In an article in the SF Gate, Asian Pop / Off key, Jeff Yang writes about interfaces, languages, and the opportunities for new devices.

The so-called Third World actually has a built-in competitive advantage: Because developing nations haven’t had access to certain technologies in the past, they aren’t inextricably bound to them when quantum breakthroughs make those technologies obsolete.

This is what fuels the “leapfrog” principle — where nations skip generations and become early adopters of new and better paradigms, bypassing copper wire for fast wireless, or deskbound computers for handhelds. Leapfrogging means that the Third World should really be thought of as the Next World — younger, more populous and potentially better equipped to take advantage of the transformative technologies of the future.

The keyboard is a last-generation input method being pushed on the Next World; it’s a Western artifact that automatically reduces Asian, Middle Eastern, and African languages to second-class status. The XO-1 may be a terrific learning device for kids in Western countries, but to the markets for which it was designed, it may be an interesting solution for the wrong problem.

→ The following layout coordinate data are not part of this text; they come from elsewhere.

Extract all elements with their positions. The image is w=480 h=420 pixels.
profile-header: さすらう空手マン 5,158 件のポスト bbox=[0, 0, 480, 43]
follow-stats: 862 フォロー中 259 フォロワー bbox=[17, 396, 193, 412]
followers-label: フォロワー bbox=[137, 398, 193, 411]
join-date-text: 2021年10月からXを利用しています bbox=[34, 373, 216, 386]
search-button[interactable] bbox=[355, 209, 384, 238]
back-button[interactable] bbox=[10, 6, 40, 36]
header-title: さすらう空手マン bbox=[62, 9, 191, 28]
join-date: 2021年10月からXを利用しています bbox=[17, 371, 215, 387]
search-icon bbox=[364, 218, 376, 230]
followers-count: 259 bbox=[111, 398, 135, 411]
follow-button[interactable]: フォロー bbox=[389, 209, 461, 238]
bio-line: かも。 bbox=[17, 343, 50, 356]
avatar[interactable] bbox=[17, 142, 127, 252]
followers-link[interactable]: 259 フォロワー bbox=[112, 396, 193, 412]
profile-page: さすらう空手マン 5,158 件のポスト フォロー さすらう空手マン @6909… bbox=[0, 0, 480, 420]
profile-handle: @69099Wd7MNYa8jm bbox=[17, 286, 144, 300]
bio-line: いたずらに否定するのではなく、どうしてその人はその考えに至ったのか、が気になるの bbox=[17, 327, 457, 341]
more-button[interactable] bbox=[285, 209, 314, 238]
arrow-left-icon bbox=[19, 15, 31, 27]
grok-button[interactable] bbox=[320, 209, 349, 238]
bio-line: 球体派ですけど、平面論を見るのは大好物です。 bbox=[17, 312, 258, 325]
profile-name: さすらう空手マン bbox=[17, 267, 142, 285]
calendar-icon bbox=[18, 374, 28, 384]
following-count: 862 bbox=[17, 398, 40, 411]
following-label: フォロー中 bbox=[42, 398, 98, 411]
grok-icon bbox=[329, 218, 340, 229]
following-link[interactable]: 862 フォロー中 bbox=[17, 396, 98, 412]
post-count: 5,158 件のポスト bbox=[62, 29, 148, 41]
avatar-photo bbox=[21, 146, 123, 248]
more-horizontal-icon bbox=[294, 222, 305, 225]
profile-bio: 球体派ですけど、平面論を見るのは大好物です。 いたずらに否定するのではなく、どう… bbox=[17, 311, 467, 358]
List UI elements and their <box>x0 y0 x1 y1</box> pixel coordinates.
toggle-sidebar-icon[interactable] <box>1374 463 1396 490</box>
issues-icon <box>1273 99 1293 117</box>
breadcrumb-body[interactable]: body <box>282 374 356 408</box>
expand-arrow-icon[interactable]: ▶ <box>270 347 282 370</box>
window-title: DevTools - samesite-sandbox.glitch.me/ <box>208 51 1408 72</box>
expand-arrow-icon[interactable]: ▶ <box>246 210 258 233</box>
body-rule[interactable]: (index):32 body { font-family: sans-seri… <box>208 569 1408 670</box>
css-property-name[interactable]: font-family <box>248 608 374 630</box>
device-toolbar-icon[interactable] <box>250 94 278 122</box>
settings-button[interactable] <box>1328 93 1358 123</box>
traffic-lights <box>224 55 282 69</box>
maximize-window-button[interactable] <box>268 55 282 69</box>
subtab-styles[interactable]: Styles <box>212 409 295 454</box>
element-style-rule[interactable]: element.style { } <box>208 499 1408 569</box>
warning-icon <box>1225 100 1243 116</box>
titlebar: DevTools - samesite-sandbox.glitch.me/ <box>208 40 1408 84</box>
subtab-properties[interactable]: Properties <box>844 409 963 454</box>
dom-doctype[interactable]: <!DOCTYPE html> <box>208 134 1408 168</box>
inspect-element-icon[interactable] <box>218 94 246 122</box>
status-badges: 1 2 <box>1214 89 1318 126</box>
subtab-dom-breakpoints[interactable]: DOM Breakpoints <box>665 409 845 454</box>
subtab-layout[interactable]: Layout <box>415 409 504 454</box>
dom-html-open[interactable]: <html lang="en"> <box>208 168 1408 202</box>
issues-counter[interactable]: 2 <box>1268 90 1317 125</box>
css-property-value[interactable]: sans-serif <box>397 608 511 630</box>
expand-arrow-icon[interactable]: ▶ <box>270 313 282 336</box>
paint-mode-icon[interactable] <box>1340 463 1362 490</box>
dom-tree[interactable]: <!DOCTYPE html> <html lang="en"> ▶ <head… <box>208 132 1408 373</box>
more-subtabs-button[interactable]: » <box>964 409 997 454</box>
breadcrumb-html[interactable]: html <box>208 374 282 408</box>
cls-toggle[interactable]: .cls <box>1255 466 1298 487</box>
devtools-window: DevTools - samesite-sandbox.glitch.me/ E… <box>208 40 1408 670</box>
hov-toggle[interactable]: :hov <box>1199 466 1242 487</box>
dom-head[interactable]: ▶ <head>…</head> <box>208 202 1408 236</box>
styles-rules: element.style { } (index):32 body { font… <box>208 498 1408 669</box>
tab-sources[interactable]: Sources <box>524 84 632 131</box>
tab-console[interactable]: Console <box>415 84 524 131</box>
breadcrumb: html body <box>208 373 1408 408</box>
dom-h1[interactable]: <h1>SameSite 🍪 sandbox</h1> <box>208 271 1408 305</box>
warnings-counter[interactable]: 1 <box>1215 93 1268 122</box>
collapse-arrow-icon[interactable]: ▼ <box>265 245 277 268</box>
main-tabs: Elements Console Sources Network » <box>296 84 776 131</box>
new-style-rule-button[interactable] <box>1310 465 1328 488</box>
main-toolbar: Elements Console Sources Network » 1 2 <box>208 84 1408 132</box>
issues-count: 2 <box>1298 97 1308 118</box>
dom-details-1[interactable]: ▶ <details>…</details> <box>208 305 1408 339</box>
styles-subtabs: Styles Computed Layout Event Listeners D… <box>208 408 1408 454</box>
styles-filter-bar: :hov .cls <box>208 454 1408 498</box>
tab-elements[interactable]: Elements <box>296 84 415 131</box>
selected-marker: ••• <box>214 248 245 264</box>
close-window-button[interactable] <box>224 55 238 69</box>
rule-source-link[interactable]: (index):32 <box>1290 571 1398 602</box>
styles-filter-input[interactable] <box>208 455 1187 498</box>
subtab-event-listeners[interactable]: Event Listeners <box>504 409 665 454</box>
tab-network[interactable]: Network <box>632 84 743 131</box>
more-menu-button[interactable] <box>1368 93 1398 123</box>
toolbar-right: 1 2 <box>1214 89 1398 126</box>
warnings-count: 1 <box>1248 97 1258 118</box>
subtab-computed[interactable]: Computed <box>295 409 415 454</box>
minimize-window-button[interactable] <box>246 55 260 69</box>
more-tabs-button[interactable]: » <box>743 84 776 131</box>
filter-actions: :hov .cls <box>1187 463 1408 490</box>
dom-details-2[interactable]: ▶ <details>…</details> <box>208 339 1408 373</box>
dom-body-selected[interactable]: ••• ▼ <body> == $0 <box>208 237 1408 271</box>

By contrast, the iPhone, the Nintendo Wii, Perceptive Pixel’s smart walls — they’re all devices that have succeeded in part because they remove the artificial translation layer that previous systems have required to get things done. “I think we’re beginning to realize that the keyboard and mouse are actually slowing us down,” says Han. “The keyboard used to be ahead of the curve: You were slowed down by the limits of microprocessors and dial-up modems. Now it’s starting to feel like input is the bottleneck — the bandwidth limitation is between you and the screen. So people are looking for better, faster ways to request and manipulate information. People are ready for alternative interfaces.”